Now before you think I found some miracle solution, let me tell you, I didn’t. He is now almost 5 and we still occasionally struggle at mealtime. But I do think, (crossing my fingers, knocking on wood, and praying ‘please Lord!’) that we have made it through the worst of it with him. If you have a child like this, hang in there. But here are a few things that seemed to work the best:
Simple Tips for Presenting Vegetables
- Keep the portions small and manageable. A small piece of lasagna cut up into bite size portions looks doable to a kid. If he can count the bites, then he can see that it will come to an end eventually.
- Bribe with bread. Yes, I know, bribery is bad. Bad. But something about a basket full of yummy bread sitting in the middle of the table will encourage anyone to eat. Especially me. But really, I would put some kind of bread on the table at dinner time and then tell him that he could have half a piece after he finished half of his meal. Or even a bite at a time. One bite of dinner, one bite of bread, etc… That saved us many times.
- Plan a fun activity for after dinner, like a movie or a game night, and talk about it before. Then say, “after you finish your dinner, you can join us.”
Tricks to Sneak in Those Hated Veggies
- Mix pureed veggies into soups and sauces. This is especially easy while I have a freezer full of pureed food for the baby. You can get quite a bit of pureed carrot into spaghetti sauce without anyone knowing. Shhh. Don’t tell my family they are eating baby food 😉
- Psych them out. Make them think the veggies are actually something special. Watch this:
There it sits. An innocent looking plate of chopped peppers.
Curious child walks into the room. “Can I have one?” Mom: “hmmm, I don’t know. Maybe just one.” Child: “How about one of each color?” Mom: “I suppose.”
Then, “Can I have just one more?” Mom: “I suppose.”
(This is the same picky almost 5 year old!)
And before you know it…
So how about you? Do you have help for picky eaters you can share? What are your strategies for dealing with picky eaters?
By Kendra. First published September 2011
I absolutely love your last scenario – complete with photos! Brilliant! The small portions are key, I think, at that age when you think they are going to starve themselves to death. Really, their little tummies are only as big as their balled fist. Tiny!

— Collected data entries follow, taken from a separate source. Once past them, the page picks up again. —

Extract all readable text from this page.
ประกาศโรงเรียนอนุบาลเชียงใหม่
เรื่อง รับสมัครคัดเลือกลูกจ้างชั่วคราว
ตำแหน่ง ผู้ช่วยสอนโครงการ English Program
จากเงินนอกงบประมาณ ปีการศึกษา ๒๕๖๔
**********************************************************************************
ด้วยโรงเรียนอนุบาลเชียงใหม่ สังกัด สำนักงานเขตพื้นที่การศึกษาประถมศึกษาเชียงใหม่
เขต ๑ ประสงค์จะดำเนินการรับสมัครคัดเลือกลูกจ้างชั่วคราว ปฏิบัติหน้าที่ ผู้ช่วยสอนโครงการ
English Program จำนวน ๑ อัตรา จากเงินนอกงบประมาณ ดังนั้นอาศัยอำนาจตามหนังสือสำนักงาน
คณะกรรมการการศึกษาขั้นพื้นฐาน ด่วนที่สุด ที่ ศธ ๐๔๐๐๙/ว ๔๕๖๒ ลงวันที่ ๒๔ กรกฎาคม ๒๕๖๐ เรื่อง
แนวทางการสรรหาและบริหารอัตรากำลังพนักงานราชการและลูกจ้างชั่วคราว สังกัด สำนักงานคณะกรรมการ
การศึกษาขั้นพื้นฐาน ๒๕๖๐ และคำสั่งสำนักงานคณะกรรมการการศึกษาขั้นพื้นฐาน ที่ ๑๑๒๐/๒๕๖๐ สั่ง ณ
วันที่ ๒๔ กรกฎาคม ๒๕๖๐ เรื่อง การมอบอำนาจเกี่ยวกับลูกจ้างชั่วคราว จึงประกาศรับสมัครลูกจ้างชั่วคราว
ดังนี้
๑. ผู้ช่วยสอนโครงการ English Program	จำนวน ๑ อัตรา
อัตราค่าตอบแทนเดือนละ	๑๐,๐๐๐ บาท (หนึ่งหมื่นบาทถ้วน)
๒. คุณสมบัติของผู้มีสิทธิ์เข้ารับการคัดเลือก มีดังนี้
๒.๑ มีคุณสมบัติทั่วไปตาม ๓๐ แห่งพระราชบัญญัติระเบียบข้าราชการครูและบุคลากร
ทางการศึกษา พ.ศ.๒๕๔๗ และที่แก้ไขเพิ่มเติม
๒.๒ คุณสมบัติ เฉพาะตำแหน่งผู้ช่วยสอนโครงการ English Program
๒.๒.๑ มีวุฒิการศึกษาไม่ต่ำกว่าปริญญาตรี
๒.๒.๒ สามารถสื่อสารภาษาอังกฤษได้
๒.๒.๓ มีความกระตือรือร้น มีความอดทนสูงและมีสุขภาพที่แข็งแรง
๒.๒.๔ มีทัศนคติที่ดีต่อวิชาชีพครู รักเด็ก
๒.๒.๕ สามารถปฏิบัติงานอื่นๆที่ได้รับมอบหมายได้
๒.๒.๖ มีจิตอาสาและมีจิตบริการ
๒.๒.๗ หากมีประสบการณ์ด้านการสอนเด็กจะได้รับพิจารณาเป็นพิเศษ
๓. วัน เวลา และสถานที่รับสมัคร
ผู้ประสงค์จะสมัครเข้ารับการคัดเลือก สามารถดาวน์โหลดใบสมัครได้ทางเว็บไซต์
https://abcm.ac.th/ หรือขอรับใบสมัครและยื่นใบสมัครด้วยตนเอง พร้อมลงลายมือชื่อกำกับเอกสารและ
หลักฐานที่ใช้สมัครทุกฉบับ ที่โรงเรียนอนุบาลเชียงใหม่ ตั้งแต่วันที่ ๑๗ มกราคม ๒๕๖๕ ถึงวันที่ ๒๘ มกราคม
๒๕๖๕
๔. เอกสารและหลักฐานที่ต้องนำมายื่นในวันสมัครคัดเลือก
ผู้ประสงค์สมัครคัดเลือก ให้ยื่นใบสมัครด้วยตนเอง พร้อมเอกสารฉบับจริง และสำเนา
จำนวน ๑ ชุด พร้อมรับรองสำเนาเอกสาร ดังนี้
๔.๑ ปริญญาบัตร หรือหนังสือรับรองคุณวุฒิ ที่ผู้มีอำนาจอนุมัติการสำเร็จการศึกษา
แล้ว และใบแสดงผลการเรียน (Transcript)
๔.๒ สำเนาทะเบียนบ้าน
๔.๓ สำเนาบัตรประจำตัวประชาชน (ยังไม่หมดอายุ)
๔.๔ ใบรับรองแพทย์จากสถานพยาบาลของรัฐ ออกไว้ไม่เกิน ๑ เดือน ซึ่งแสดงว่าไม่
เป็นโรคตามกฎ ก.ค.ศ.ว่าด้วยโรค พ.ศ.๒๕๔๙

I have a youngest that will hold out for a poptart. Working on it! Love your bread and after dinner games.
I love your “trick” with the colorful peppers!
Amy Waters says
Sauce is always a plus. I mix up crazy sauces and she will eat less prefered items if dipped in sauce.
Sauce worked great with the older two. But that third boy, he doesn’t like any sauce. Not even ketchup!
Great ideas!! I have to do something. The only veggies they eat; carrotts (which thy are sick of), salad and greenbeans.
Oh I am so glad to meet a person who the whole if you won’t eat it for dinner you can have it for breakfast thing did not work! My oldest was horribly picky as a toddler and small child. But now as a teenager, he will at least try most of anything without me reminding me that he has to at least try a bite before he can eat the parts of the meal he likes, and most times he ends up going back for seconds of whatever he thought he would not like.